The reason for this is the new policy to include teams that tackle TU Delft’s societal themes (Health & Care, Energy Transition, Digital Society, Climate Action, and Urbanisation & Mobility). “We are aiming for a diverse Dream Team roster that covers all societal themes,” says Joost Ravoo, the Dream Hall Steering Committee Chairman.
Former DUT racing cars hang on the wall (Photo: Rayan Suryadikara)
The new roster
Earlier, most of the teams only covered the Urbanisation & Mobility theme by developing types of advanced transportation. At the January 2021 entry, the Committee culled these teams, leaving only three recurring ones: Eco-Runner, Hyperloop, and Solar Boat. Some of these are also in the process of shifting their focus to the energy transition. Another admitted team was Project March, which is developing an exoskeleton for paraplegic people and thus falls under the Health & Care theme.
In the March entry round, a new team called Epoch passed the admission and will be an official Dream Team starting in September. Dream Hall still has five spots available, but the Steering Committee is not planning to open another round until January next year since there are no teams ready for the screening. If new applicants do emerge, the Committee may organise a new entry round later this year.
‘We want to encourage other teams to be AI-savvy as well’
Given their niche in artificial intelligence (AI) and data science competitions, the Dream Team Epoch is the first Digital Society team. Ravoo suggests that their presence may stimulate new directions. “We want to encourage other teams to be AI-savvy as well. By reaching out to other teams, Epoch can learn and address multiple themes. We hope it will lead to a more multi-disciplinary growth for the team.”
Learning by competing
One student is exploring the void Dream Hall. “This is our working space, as is the next room too.” He is Matthijs Schrage, the Team Manager of Epoch and he shares the team’s motivation, “Personally, I have a great interest in AI. Just like the internet today, we won’t be able to live without this technology in the future. Plus, you can apply it everywhere.”
The offices in the second level (Photo: Rayan Suryadikara)
Dream Team Epoch has been up and running since June 2020. They already have four competitions under their belt and are currently contending in another two. “The reason we started Epoch is to have more people realise and experience the importance of AI. And you’ll learn better with practical experience such as a competition instead of sitting in a lecture,” adds the TU Delft mechanical engineering bachelor student. Now the team roster consists of three people in the operations and nine AI techies for the two running competitions.
The advantageous difference that Epoch has compared to other teams is that they can partake in many different competitions during a year. Each competition usually takes only two or three months. This allows the students to gain much experience in one year if they keep signing up for different prize fights. “Your first competition will usually not be really good, but you will definitely improve in the later competitions,” says Schrage.

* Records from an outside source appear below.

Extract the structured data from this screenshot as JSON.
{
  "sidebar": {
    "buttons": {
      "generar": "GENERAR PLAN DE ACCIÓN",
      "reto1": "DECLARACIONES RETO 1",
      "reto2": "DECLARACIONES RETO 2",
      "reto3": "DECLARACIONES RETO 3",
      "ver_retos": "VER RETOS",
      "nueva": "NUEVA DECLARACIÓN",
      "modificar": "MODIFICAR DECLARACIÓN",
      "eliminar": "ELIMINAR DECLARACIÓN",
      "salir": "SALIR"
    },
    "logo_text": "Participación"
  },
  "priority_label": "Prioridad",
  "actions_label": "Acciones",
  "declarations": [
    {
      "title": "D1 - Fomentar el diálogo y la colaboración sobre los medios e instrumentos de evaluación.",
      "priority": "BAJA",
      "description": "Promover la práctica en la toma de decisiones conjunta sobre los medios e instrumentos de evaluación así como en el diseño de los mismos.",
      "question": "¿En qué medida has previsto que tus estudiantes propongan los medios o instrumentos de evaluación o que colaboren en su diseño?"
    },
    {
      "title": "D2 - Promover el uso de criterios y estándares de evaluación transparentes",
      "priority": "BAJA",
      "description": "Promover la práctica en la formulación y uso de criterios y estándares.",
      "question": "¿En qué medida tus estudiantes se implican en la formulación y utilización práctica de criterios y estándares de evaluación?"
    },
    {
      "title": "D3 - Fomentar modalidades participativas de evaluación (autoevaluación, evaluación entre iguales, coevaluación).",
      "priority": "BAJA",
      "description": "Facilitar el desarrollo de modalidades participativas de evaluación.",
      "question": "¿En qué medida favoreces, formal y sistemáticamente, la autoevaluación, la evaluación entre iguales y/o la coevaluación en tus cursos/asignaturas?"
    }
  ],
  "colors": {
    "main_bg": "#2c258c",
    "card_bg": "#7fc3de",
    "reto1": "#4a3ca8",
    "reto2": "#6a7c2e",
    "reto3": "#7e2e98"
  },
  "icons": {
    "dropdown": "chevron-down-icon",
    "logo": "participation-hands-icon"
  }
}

The goal is to locate the hockey players by creating a bird's eye view
He mentions the Hockey Player Localisation, their fourth competition in which they came first. The contest’s goal is to locate the hockey players during the match by creating a bird’s eye view of hockey players on the field. “It is a pretty difficult problem because some of the data sources came from noisy and low-quality video recordings. But some members of our team had gained knowledge from previous competitions, and in the end, we won the contest,” he explains.
Team Epoch is taking their first steps by entering small-scale competitions with shorter periods. The larger-scale ones are harder, and they are filled with more seasoned research teams led by professors. Moreover, smaller competitions require less time to produce the design process. This allows a considerably faster cycle to create programmes than the other, more mechanical Dream Team peers.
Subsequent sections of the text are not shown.